Researchers from the School of Biomedical Engineering & Imaging Sciences at King’s College London (KCL) have been working jointly with the women’s health department at the city’s St Thomas’ Hospital on the study, which may also be able to highlight other conditions associated with pregnancy.
From routine MRI scans, a machine learning algorithm models the normal distribution of placental tissue properties which can be used to screen for deviations from normal placental ageing and signs of pregnancy complications. Patients are scanned with a T2* sequence MRI with the imaging data fed into the neural network pipeline which rapidly performs automatic segmentation before a regression model delivers a placental health score. The scan, combined with the automatic pipeline, can be included as part of any fetal MRI examination but has the benefit of acquiring additional information not available under routine obstetric screening using ultrasound.
Lead researcher Dr Maximilian Pietsch said the method is most sensitive early in the second half of pregnancy which is also the typical time of onset of pre-eclampsia, allowing early detection and monitoring of this complication. The method develops a clinical marker and automates its extraction which would otherwise be prohibitively time-consuming in clinical practice.
Research Fellow Dr Jana Hutter said the approach has the potential to provide additional information to ultrasound, which cannot acquire information from inside the placenta. “We use MRI as it has no ionizing radiation, so is completely safe to use in pregnancy, and the T2* imaging technique allows us to look at oxygenation in the placenta,” she added.
With chronic hypertension in pregnancy becoming increasingly common, there is a raised chance of women developing pre-eclampsia. “This technique allows us to look for this before any clinical symptoms start in this high-risk population,” said Dr Hutter. “This gives obstetricians additional valuable information to closely monitor the mother and baby to optimize the time point of the birth - late enough for the baby but early enough to avoid any effects to the mother.”
The technique has the potential to assess the health of the unborn child and mother introduce interventions to prevent possible complications from getting more serious. Other applications could be to look for evidence of fetal birth restriction, where the baby does not grow as big as it could; late stillbirth; and other complications like gestational diabetes.
Dr Pietsch said the technique was devised via a multi-disciplinary approach in a hospital setting, working in close collaboration with obstetricians, physicists, radiologists, midwives, engineers and pathologists.
A next step is to recruit targeted groups to test the machine learning algorithm for other conditions and add technical improvements. But he emphasised: “This solves a clinical need in a way that is feasible to achieve in standard clinical care. Time requirement is drastically reduced to obtain the information, which before would have to be manually segmented and extract this information. “This is a measure that seems to be very useful in determining the health of the placenta. The data flow is quite simple and the results are immediately intuitively interpretable.” He said that whereas a lot of medical machine learning research is somewhat detached from clinical needs, this has a strong immediate application in a hospital setting.

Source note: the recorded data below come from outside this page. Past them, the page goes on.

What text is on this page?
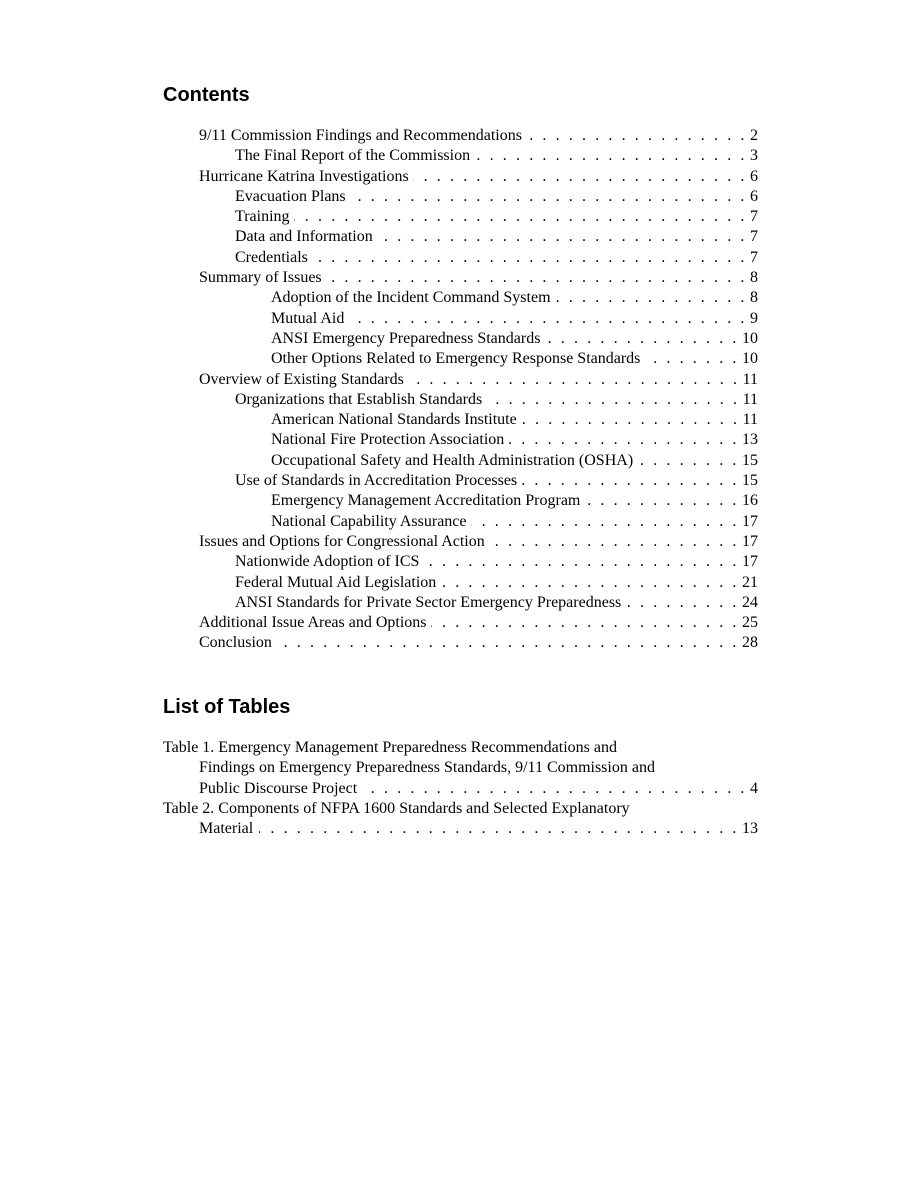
Contents
9/11 Commission Findings and Recommendations . . .	2
The Final Report of the Commission . . .	3
Hurricane Katrina Investigations . . .	6
Evacuation Plans . . .	6
Training . . .	7
Data and Information . . .	7
Credentials . . .	7
Summary of Issues . . .	8
Adoption of the Incident Command System . . .	8
Mutual Aid . . .	9
ANSI Emergency Preparedness Standards . . .	10
Other Options Related to Emergency Response Standards . . .	10
Overview of Existing Standards . . .	11
Organizations that Establish Standards . . .	11
American National Standards Institute . . .	11
National Fire Protection Association . . .	13
Occupational Safety and Health Administration (OSHA) . . .	15
Use of Standards in Accreditation Processes . . .	15
Emergency Management Accreditation Program . . .	16
National Capability Assurance . . .	17
Issues and Options for Congressional Action . . .	17
Nationwide Adoption of ICS . . .	17
Federal Mutual Aid Legislation . . .	21
ANSI Standards for Private Sector Emergency Preparedness . . .	24
Additional Issue Areas and Options . . .	25
Conclusion . . .	28
List of Tables
Table 1. Emergency Management Preparedness Recommendations and
Findings on Emergency Preparedness Standards, 9/11 Commission and
Public Discourse Project . . .	4
Table 2. Components of NFPA 1600 Standards and Selected Explanatory
Material . . .	13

Dr Maximilian Pietsch is a Research Associate in KCL’s Institute of Psychiatry, Psychology, and Neuroscience (IoPPN) and conducts research in a clinical setting at St Thomas’s Hospital. His research interests involve using machine learning in combination with advanced diffusion MRI data to study the developing brain.
Dr Jana Hutter is a Senior Research Fellow at KCL and UKRI Future Leaders Fellow based at St Thomas’s Hospital. After finishing her PhD in Erlangen, Germany, she moved to KCL where she now leads her own research focusing on the topic of functional fetal and neonatal MR.